This field is dedicated to tracking down photography projects, which revolve around a philosopher or have been inspired by his life, an aspect of his work or a specific concept
Vilém Flusser
In Pursuit of an Apparition Hands can Miss the Object
In Pursuit of an Apparition Hands can Miss the Object is a collaborative project between Maria Ahmed and Sarah-Jane Field, 2024. The title is drawn from Vilem Flusser’s prophetic 1985 text “Into the Universe of Technical Images”, which urges artists to creatively play and disrupt the “totalitarian circuitry” of contemporary image culture. Maria Ahmed and Sarah-Jane Field work with and in response to generative images, using collage strategies of fragmentation, mixing and displacement, provoking multiple readings and questions.

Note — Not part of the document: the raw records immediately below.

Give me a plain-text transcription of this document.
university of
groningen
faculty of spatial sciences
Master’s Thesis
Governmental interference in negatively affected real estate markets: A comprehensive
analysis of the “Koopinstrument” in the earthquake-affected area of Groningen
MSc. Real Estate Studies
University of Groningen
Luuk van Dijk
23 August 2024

Generative images are placed in conversation with pictures from photography’s messy history: darkroom mistakes, images for technical instruction, phone snaps, scans, stock images and reproductions ripped from old books. Through the rhythm of this presentation, images push and pull against one another in a performance of control and resistance.

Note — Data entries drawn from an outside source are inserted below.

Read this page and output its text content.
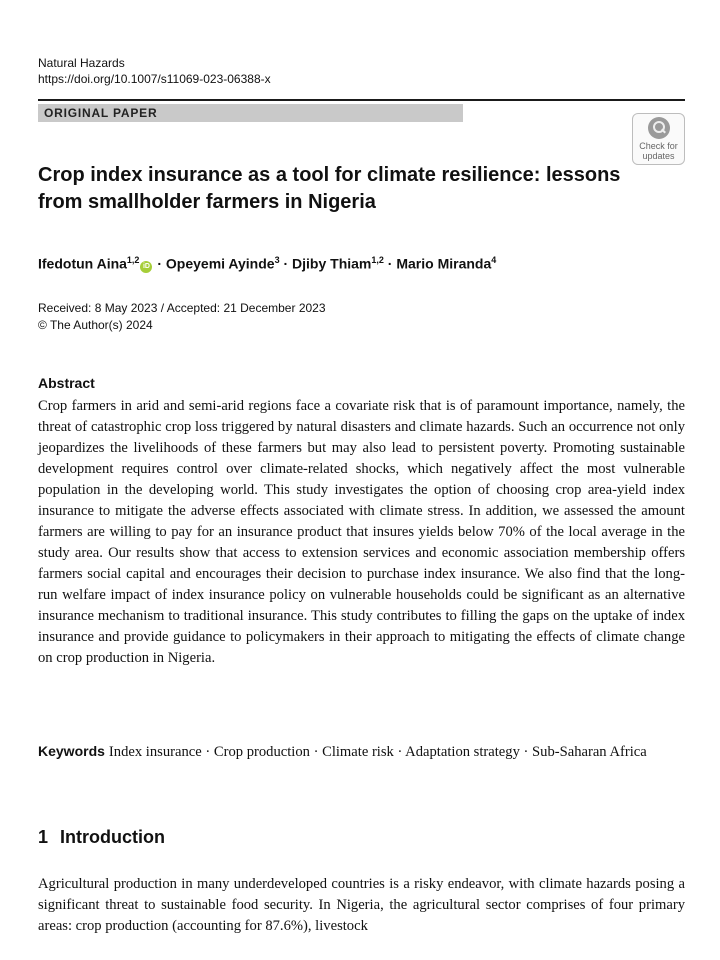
Natural Hazards
https://doi.org/10.1007/s11069-023-06388-x
ORIGINAL PAPER
Check for
updates
Crop index insurance as a tool for climate resilience: lessons from smallholder farmers in Nigeria
Ifedotun Aina$^{1,2}$iD · Opeyemi Ayinde$^3$ · Djiby Thiam$^{1,2}$ · Mario Miranda$^4$
Received: 8 May 2023 / Accepted: 21 December 2023
© The Author(s) 2024
Abstract

Crop farmers in arid and semi-arid regions face a covariate risk that is of paramount importance, namely, the threat of catastrophic crop loss triggered by natural disasters and climate hazards. Such an occurrence not only jeopardizes the livelihoods of these farmers but may also lead to persistent poverty. Promoting sustainable development requires control over climate-related shocks, which negatively affect the most vulnerable population in the developing world. This study investigates the option of choosing crop area-yield index insurance to mitigate the adverse effects associated with climate stress. In addition, we assessed the amount farmers are willing to pay for an insurance product that insures yields below 70% of the local average in the study area. Our results show that access to extension services and economic association membership offers farmers social capital and encourages their decision to purchase index insurance. We also find that the long-run welfare impact of index insurance policy on vulnerable households could be significant as an alternative insurance mechanism to traditional insurance. This study contributes to filling the gaps on the uptake of index insurance and provide guidance to policymakers in their approach to mitigating the effects of climate change on crop production in Nigeria.

Keywords Index insurance · Crop production · Climate risk · Adaptation strategy · Sub-Saharan Africa

1 Introduction

Agricultural production in many underdeveloped countries is a risky endeavor, with climate hazards posing a significant threat to sustainable food security. In Nigeria, the agricultural sector comprises of four primary areas: crop production (accounting for 87.6%), livestock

Maria Ahmed & Sarah-Jane Field
Photographer
Maria Ahmed investigates historic and contemporary languages of the image through collage and appropriation, with a practice encompassing books, prints and moving image. Her self-published artist’s books have been shortlisted for international book awards including Images Vevey, Belfast Photofestival, Skinnerboox/Fotografia Europea and Fiebre. She held her first solo exhibition Slips and Burns at Photofusion, London in 2023. She lives and works in London and holds an MA in Photography Arts from the University of Westminster (Distinction).

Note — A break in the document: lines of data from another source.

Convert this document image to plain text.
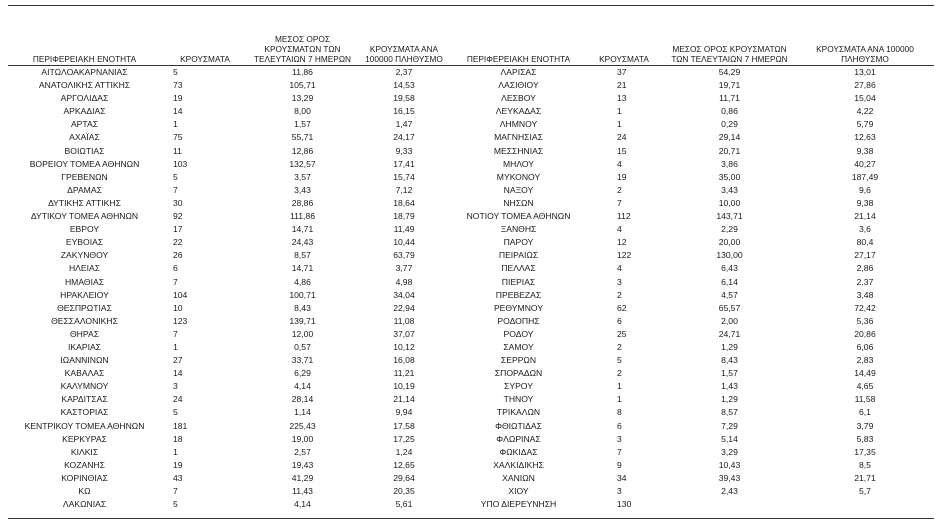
ΠΕΡΙΦΕΡΕΙΑΚΗ ΕΝΟΤΗΤΑ	ΚΡΟΥΣΜΑΤΑ	ΜΕΣΟΣ ΟΡΟΣ ΚΡΟΥΣΜΑΤΩΝ ΤΩΝ ΤΕΛΕΥΤΑΙΩΝ 7 ΗΜΕΡΩΝ	ΚΡΟΥΣΜΑΤΑ ΑΝΑ 100000 ΠΛΗΘΥΣΜΟ	ΠΕΡΙΦΕΡΕΙΑΚΗ ΕΝΟΤΗΤΑ	ΚΡΟΥΣΜΑΤΑ	ΜΕΣΟΣ ΟΡΟΣ ΚΡΟΥΣΜΑΤΩΝ ΤΩΝ ΤΕΛΕΥΤΑΙΩΝ 7 ΗΜΕΡΩΝ	ΚΡΟΥΣΜΑΤΑ ΑΝΑ 100000 ΠΛΗΘΥΣΜΟ
ΑΙΤΩΛΟΑΚΑΡΝΑΝΙΑΣ	5	11,86	2,37	ΛΑΡΙΣΑΣ	37	54,29	13,01
ΑΝΑΤΟΛΙΚΗΣ ΑΤΤΙΚΗΣ	73	105,71	14,53	ΛΑΣΙΘΙΟΥ	21	19,71	27,86
ΑΡΓΟΛΙΔΑΣ	19	13,29	19,58	ΛΕΣΒΟΥ	13	11,71	15,04
ΑΡΚΑΔΙΑΣ	14	8,00	16,15	ΛΕΥΚΑΔΑΣ	1	0,86	4,22
ΑΡΤΑΣ	1	1,57	1,47	ΛΗΜΝΟΥ	1	0,29	5,79
ΑΧΑΪΑΣ	75	55,71	24,17	ΜΑΓΝΗΣΙΑΣ	24	29,14	12,63
ΒΟΙΩΤΙΑΣ	11	12,86	9,33	ΜΕΣΣΗΝΙΑΣ	15	20,71	9,38
ΒΟΡΕΙΟΥ ΤΟΜΕΑ ΑΘΗΝΩΝ	103	132,57	17,41	ΜΗΛΟΥ	4	3,86	40,27
ΓΡΕΒΕΝΩΝ	5	3,57	15,74	ΜΥΚΟΝΟΥ	19	35,00	187,49
ΔΡΑΜΑΣ	7	3,43	7,12	ΝΑΞΟΥ	2	3,43	9,6
ΔΥΤΙΚΗΣ ΑΤΤΙΚΗΣ	30	28,86	18,64	ΝΗΣΩΝ	7	10,00	9,38
ΔΥΤΙΚΟΥ ΤΟΜΕΑ ΑΘΗΝΩΝ	92	111,86	18,79	ΝΟΤΙΟΥ ΤΟΜΕΑ ΑΘΗΝΩΝ	112	143,71	21,14
ΕΒΡΟΥ	17	14,71	11,49	ΞΑΝΘΗΣ	4	2,29	3,6
ΕΥΒΟΙΑΣ	22	24,43	10,44	ΠΑΡΟΥ	12	20,00	80,4
ΖΑΚΥΝΘΟΥ	26	8,57	63,79	ΠΕΙΡΑΙΩΣ	122	130,00	27,17
ΗΛΕΙΑΣ	6	14,71	3,77	ΠΕΛΛΑΣ	4	6,43	2,86
ΗΜΑΘΙΑΣ	7	4,86	4,98	ΠΙΕΡΙΑΣ	3	6,14	2,37
ΗΡΑΚΛΕΙΟΥ	104	100,71	34,04	ΠΡΕΒΕΖΑΣ	2	4,57	3,48
ΘΕΣΠΡΩΤΙΑΣ	10	8,43	22,94	ΡΕΘΥΜΝΟΥ	62	65,57	72,42
ΘΕΣΣΑΛΟΝΙΚΗΣ	123	139,71	11,08	ΡΟΔΟΠΗΣ	6	2,00	5,36
ΘΗΡΑΣ	7	12,00	37,07	ΡΟΔΟΥ	25	24,71	20,86
ΙΚΑΡΙΑΣ	1	0,57	10,12	ΣΑΜΟΥ	2	1,29	6,06
ΙΩΑΝΝΙΝΩΝ	27	33,71	16,08	ΣΕΡΡΩΝ	5	8,43	2,83
ΚΑΒΑΛΑΣ	14	6,29	11,21	ΣΠΟΡΑΔΩΝ	2	1,57	14,49
ΚΑΛΥΜΝΟΥ	3	4,14	10,19	ΣΥΡΟΥ	1	1,43	4,65
ΚΑΡΔΙΤΣΑΣ	24	28,14	21,14	ΤΗΝΟΥ	1	1,29	11,58
ΚΑΣΤΟΡΙΑΣ	5	1,14	9,94	ΤΡΙΚΑΛΩΝ	8	8,57	6,1
ΚΕΝΤΡΙΚΟΥ ΤΟΜΕΑ ΑΘΗΝΩΝ	181	225,43	17,58	ΦΘΙΩΤΙΔΑΣ	6	7,29	3,79
ΚΕΡΚΥΡΑΣ	18	19,00	17,25	ΦΛΩΡΙΝΑΣ	3	5,14	5,83
ΚΙΛΚΙΣ	1	2,57	1,24	ΦΩΚΙΔΑΣ	7	3,29	17,35
ΚΟΖΑΝΗΣ	19	19,43	12,65	ΧΑΛΚΙΔΙΚΗΣ	9	10,43	8,5
ΚΟΡΙΝΘΙΑΣ	43	41,29	29,64	ΧΑΝΙΩΝ	34	39,43	21,71
ΚΩ	7	11,43	20,35	ΧΙΟΥ	3	2,43	5,7
ΛΑΚΩΝΙΑΣ	5	4,14	5,61	ΥΠΟ ΔΙΕΡΕΥΝΗΣΗ	130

Sarah-Jane Field aims to explore the technological and linguistic changes we are living through. She was a photographer, but now enjoys working with an expanded definition of the image, encompassing optical, sonic, and haptic elements, while hoping to reject traditional media-related value systems. Her approach involves mixing various materials – from tinfoil and textiles to AI-generated content and organic matter. All are languagematerial (or are they materiallanguage ?) This results in projects that traipse across and through boundaries, manifesting simultaneously in print, online, or installation, with image, text and performance.